On the way to and from the concert, I continued to listen to Part II of the Ember in the Ashes Trilogy, which is called A Torch Against The Night. This one is... just as good as the last. In my last post I said I was going to wait until Thanksgiving break, but nay, it was not to be, because I tried three other audiobooks that left me feeling like I was drinking watered down iced tea on a cold winter day. It's probably not fair to name them after that comment, but I will:Bad Boy, by Walter Dean Meyers
Everything, Everything, by Nicola Yoon
and worst of all, another fantasy book called The Young Elites by Marie Lu, which was poorly written, using words incorrectly and including phrases that made me grimace at their inaccuracy or clumsiness.
Even Salt to the Sea, a historical fiction book I had begun with gusto the week before, by Ruta Sepetys, turned to ash on my tongue this week, and I'll finish it simply for the sake of finishing it.
This morning I decided I'd better read something other than YA lit, and returned to the collection of Chekhov shorts that I read for book club last month. The meeting has come and gone, but I didn't read all the stories, and I am not exactly chomping at the bit to read Robinson Crusoe, the pick for December. The narrator has already put me off with his white arrogance in the preface where in a breath he says that in these pages his "story is told with modesty and seriousness," and declares that in publishing his life's tale he does the reader "a great service". I'm sure you do, my man. I'm just not prepared to listen to your account of dominating other cultures.
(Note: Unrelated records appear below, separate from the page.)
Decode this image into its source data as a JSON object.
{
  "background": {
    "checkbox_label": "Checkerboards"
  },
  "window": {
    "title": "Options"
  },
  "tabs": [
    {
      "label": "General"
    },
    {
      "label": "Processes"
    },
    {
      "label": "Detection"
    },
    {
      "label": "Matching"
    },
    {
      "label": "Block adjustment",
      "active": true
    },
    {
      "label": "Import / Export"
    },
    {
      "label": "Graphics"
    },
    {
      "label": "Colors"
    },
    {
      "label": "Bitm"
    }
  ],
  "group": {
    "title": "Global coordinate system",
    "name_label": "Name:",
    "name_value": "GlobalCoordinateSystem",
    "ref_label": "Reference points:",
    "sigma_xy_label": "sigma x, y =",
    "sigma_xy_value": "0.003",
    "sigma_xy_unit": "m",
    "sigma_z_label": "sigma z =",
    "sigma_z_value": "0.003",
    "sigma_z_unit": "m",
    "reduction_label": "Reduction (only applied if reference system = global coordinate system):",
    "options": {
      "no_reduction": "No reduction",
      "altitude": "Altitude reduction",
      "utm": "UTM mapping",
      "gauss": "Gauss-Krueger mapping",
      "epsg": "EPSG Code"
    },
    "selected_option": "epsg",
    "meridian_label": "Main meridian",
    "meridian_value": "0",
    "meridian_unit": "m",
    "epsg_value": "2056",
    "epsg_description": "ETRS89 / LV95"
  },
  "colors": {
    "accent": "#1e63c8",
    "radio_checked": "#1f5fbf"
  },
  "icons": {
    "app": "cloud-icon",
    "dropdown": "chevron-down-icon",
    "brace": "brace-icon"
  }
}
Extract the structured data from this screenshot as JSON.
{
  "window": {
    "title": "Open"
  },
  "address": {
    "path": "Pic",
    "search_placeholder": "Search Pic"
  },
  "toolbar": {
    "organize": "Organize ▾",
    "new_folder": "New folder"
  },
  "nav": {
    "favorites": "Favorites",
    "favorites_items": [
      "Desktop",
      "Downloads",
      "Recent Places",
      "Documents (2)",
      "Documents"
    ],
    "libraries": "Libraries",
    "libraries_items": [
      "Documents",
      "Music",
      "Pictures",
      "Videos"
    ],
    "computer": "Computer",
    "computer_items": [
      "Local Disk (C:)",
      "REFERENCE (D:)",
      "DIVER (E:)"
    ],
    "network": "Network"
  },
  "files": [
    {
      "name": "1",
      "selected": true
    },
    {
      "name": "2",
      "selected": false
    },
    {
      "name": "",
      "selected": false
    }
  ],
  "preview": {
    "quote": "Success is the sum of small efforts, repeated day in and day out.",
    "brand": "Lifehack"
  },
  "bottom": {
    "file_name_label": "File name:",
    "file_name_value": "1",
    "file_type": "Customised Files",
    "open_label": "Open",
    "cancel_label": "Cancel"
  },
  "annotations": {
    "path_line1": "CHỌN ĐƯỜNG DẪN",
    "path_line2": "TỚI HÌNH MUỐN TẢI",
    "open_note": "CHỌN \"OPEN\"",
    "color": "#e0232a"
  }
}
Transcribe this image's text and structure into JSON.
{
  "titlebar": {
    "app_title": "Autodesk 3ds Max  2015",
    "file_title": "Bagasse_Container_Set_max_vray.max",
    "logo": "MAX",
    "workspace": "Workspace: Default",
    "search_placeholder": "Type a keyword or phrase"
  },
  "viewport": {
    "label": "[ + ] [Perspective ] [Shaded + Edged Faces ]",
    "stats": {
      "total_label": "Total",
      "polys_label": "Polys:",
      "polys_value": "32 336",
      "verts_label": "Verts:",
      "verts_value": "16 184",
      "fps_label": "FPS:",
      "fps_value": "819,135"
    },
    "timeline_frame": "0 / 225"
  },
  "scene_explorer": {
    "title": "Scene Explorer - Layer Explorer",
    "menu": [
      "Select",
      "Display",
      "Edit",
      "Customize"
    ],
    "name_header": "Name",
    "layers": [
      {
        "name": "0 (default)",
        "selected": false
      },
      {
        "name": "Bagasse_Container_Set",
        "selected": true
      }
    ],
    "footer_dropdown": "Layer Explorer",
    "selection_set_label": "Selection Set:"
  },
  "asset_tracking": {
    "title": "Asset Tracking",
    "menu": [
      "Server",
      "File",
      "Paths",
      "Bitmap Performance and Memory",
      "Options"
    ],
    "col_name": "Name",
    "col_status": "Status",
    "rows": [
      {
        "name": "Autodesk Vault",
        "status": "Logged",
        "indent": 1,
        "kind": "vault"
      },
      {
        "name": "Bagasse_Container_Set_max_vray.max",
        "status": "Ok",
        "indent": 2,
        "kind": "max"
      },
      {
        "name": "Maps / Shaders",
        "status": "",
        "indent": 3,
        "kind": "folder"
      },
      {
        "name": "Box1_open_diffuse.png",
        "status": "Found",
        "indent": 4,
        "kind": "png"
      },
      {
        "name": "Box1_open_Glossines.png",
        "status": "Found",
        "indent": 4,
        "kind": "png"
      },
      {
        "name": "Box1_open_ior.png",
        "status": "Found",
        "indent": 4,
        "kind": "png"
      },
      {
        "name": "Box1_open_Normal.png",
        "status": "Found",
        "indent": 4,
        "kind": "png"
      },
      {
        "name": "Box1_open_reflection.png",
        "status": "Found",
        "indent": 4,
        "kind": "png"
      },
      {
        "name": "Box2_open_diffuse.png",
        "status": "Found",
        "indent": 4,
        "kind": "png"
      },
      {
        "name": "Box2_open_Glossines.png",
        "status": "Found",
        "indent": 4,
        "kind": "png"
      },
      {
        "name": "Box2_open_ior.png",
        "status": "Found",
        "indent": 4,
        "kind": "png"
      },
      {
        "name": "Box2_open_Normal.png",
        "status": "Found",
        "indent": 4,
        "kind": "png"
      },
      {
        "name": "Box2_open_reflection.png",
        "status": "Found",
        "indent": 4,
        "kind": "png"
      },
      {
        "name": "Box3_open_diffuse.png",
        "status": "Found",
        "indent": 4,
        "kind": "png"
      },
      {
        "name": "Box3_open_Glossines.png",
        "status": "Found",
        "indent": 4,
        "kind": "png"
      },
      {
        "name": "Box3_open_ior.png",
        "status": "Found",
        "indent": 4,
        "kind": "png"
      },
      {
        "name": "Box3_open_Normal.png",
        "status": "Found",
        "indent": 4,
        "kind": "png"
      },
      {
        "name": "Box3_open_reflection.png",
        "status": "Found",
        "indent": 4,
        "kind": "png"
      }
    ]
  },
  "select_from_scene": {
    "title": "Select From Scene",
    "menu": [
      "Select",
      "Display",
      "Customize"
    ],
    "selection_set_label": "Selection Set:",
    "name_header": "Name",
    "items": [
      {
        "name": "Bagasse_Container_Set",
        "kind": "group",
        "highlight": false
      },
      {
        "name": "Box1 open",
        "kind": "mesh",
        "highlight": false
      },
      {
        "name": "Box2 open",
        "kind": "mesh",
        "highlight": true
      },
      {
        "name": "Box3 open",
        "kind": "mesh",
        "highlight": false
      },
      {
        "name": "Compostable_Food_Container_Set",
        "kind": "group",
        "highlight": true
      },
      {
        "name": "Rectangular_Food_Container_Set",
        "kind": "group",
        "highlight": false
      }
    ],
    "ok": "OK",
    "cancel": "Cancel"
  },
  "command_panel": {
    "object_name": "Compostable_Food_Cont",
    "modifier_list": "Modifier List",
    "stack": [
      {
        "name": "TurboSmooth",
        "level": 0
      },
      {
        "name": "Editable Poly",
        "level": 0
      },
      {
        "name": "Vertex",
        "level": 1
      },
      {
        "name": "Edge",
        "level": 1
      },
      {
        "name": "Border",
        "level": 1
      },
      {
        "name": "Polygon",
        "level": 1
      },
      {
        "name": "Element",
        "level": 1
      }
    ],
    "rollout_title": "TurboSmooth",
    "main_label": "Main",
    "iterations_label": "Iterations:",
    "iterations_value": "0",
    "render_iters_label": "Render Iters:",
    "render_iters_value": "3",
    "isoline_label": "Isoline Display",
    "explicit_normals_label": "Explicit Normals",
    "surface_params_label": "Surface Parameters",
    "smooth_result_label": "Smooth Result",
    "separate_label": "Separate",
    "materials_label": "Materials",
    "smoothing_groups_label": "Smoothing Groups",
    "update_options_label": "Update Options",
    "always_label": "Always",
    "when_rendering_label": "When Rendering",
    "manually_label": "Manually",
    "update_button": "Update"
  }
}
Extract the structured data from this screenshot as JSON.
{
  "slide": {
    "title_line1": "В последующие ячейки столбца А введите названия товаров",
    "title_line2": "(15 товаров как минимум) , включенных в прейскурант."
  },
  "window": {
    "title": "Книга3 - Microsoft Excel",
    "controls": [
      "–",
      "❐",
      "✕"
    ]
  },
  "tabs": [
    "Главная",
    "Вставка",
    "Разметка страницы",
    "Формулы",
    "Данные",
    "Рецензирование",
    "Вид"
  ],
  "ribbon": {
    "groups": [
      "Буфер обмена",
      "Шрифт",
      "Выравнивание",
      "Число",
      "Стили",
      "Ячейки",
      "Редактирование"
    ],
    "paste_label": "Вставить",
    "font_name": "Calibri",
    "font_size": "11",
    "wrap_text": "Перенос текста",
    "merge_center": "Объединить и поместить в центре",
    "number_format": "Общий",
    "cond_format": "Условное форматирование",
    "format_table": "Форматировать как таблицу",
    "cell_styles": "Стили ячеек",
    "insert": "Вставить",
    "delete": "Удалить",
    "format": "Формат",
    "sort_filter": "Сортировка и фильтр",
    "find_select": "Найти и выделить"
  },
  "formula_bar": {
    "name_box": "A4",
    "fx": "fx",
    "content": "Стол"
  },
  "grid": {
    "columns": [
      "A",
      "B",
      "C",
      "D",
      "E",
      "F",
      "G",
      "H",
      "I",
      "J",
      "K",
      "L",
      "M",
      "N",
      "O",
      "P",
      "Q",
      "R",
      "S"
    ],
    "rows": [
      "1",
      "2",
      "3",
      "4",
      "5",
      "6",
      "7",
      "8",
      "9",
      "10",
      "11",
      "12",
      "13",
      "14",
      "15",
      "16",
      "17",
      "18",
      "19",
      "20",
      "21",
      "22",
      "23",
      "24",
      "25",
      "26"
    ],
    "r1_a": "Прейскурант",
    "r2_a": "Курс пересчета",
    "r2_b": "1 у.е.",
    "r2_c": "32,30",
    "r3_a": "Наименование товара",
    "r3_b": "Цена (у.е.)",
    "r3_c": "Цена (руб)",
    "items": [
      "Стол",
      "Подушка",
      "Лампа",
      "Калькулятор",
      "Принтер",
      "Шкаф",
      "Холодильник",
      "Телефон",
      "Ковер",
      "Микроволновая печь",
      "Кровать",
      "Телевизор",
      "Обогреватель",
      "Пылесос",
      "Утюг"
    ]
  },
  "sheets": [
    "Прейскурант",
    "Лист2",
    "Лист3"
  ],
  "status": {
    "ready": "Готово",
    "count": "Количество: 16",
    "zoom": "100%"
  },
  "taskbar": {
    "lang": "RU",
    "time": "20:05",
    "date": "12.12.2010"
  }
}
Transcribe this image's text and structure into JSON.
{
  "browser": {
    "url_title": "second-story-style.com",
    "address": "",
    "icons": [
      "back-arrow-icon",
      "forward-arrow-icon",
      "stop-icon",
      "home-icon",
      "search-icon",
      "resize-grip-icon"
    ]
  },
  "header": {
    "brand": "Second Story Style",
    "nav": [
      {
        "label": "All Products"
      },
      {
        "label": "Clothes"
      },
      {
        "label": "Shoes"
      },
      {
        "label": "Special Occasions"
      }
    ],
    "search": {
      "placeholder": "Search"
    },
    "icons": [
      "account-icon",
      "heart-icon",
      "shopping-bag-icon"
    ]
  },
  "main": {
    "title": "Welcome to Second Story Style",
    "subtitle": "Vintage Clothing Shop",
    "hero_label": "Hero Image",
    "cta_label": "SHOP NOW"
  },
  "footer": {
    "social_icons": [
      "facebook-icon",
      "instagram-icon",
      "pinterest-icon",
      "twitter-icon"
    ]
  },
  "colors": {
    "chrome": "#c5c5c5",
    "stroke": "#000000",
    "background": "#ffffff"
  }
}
So I read the short story "The Darling" in which Chekhov continued to impress with his attention to the plight of women. Olenka is widowed twice and fears abandonment, for she has so little control over her life when not attached to a man. Well, also when she is attached to a man, come to think of it. The part that stuck out to me was the way people reacted to her when she was young. She was appealing and attractive and, it seems, charming and demur.
"Looking at her plump pink cheeks, at her soft white neck with its dark birthmark, at the kind, naive smile her face bore when she listened to something pleasant, men thought: "Yes, not bad at all..." and also smiled, and lady visitors could not refrain from seizing her hand in the middle of the conversation and saying, in a burst of pleasure: "You darling!"
Maybe it's only because I now have Robinson Crusoe on the mind, but is it not a sense of an easily controlled and conquered person that gives us that urge to grasp a hand and say "You darling!" When someone appears "naive" and domesticable, is it not some relief within us that this person would be an easy win? That they will pose to problems to our own sense of worth? That we can always feel faintly superior because we are not as naive as her, and her pleasant appearance can be a source of gratification for the eyes, without being so striking that it threatens our pride?
For the men, the sense of conquering is more straight forward and more expected, because it carries sexual undertones, but for the women, it's a stranger thing. We want to remain the more powerful female, and seizing someone else's hand in patronizing rapture is not so dissimilar from seizing hard capital from a group of people one wants to establish as inferior. If I can seize your hand, you cannot threaten me.This short story reminded me of A Doll's House, which has also been on my mind this week as I consider what to read next with the 11/12 graders. Nora is certainly considered to be "Not bad at all" by Torvald, and she leans into this trope of demur woman to get her way from a man who will never see her as having or deserving agency. I'm sure her hand has been seized by many women in her day.
This week we spoke a great deal about music in class. Students listened to and read an excerpt from A Long Way Gone by Ishmael Beah in which he talks about his introduction to rap music. They then wrote about their own connections to music. As part of the brainstorming process, period four created this "Chalk Talk" mural which includes many translations of music-inspired terms into students' home languages.